Provide the tools via the tools array in the Agent constructor. These tools will be available to the agent by default for all interactions, unless overridden at request time.

import { Agent } from "@voltagent/core";
import { VercelAIProvider } from "@voltagent/vercel-ai";
import { openai } from "@ai-sdk/openai";
// Assume mcpConfig is configured and allTools fetched as shown above

const allTools = await mcpConfig.getTools();

const agent = new Agent({
name: "MCP-enabled Assistant",
description: "An assistant that can use MCP tools configured at startup",
llm: new VercelAIProvider(),
model: openai("gpt-4o"),
tools: allTools, // Add MCP tools during initialization
});

// Now the agent can use MCP tools in its interactions
// await agent.generateText(...);

// Remember to disconnect mcpConfig eventually
// await mcpConfig.disconnect();

2. At Request Time

Provide tools via the tools option in the specific agent method call (generateText, streamText, etc.). This allows you to dynamically provide tools for a single interaction, potentially overriding the tools defined during agent initialization for that specific request.

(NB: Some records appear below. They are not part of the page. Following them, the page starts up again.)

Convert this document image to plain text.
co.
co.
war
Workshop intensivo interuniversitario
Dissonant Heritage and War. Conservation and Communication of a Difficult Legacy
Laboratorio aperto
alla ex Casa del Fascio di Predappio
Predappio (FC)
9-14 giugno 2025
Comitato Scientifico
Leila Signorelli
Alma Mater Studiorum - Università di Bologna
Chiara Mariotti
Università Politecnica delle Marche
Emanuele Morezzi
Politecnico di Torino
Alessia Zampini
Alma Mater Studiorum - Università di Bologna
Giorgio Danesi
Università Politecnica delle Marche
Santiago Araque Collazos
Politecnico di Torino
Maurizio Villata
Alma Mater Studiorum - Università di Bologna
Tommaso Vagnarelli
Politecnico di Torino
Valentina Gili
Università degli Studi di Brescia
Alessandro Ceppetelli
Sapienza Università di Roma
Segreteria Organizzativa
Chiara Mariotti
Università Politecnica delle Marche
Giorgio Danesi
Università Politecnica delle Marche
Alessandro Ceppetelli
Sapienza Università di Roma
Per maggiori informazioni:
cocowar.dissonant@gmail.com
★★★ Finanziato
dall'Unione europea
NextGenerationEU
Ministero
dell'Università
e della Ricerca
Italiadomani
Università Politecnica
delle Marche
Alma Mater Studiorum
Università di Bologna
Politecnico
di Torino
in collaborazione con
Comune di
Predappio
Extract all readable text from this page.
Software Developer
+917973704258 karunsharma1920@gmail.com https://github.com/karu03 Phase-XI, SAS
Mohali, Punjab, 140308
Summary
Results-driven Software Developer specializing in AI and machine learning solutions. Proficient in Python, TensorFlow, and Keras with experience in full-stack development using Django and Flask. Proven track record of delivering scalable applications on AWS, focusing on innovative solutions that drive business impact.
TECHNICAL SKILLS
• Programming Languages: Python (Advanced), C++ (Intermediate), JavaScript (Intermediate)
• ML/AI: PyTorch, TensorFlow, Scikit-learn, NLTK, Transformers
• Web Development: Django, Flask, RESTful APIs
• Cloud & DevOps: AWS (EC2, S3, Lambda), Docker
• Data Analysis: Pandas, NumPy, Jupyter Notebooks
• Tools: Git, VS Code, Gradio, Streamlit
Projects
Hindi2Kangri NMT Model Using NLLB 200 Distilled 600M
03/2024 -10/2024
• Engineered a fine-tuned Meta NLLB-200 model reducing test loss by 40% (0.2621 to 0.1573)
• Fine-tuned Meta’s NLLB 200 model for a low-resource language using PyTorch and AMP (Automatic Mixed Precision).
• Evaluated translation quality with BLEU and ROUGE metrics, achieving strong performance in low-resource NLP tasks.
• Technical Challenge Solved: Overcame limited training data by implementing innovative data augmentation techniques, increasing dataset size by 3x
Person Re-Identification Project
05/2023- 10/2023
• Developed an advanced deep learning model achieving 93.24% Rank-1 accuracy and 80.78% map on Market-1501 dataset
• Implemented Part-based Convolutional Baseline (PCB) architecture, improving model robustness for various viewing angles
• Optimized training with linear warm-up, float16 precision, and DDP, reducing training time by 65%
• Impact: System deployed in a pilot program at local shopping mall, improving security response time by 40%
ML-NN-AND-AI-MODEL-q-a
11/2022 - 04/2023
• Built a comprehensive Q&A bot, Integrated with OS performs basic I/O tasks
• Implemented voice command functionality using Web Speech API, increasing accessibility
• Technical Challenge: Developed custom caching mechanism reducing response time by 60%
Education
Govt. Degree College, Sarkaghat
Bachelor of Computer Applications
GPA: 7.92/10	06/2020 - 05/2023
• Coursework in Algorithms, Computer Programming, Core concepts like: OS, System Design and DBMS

import { Agent } from "@voltagent/core";
// Assume agent is initialized without MCP tools, and mcpConfig is configured

const agent = new Agent({
/* ... basic config ... */
});
const allTools = await mcpConfig.getTools();

// Provide MCP tools only for this specific request
// const response = await agent.generateText("What are the top posts on r/programming?", {
// userId: "user123",
// tools: allTools, // Add MCP tools at request time
// });

// Remember to disconnect mcpConfig eventually
// await mcpConfig.disconnect();

Error Handling

Interacting with MCP servers involves external processes or network requests, which can fail. Consider these error handling strategies:

  • Connection/Tool Fetching: Wrap calls to mcpConfig.getTools() or mcpConfig.getToolsets() in try...catch blocks to handle errors during initial connection or tool discovery.
  • Client Events: Use the client.on('error', ...) event listener (shown in Event Handling section) to react to connection errors or protocol issues reported by a specific client.
  • Agent Interaction: When an agent uses an MCP tool, the execution happens within the agent's standard tool-handling flow. Errors during the tool's execution should be handled within the agent's interaction (e.g., using try...catch around agent.generateText or the agent's onError hook/callback if applicable, although MCP tool errors might manifest differently depending on the server implementation).

Typical Lifecycle Summary

  1. Configure: Create an MCPConfiguration instance defining your servers.
  2. Fetch Tools: Use await mcpConfig.getTools() or await mcpConfig.getToolsets() to establish connections and retrieve available tools.
  3. Use with Agent: Pass the fetched tools to an Agent either during initialization or at request time.
  4. Interact: Call agent methods like generateText or streamText. The agent may decide to use the MCP tools.
  5. (Optional) Monitor: Use mcpConfig.getClients() to attach event listeners for monitoring.
  6. Disconnect: Call await mcpConfig.disconnect() when done to clean up resources.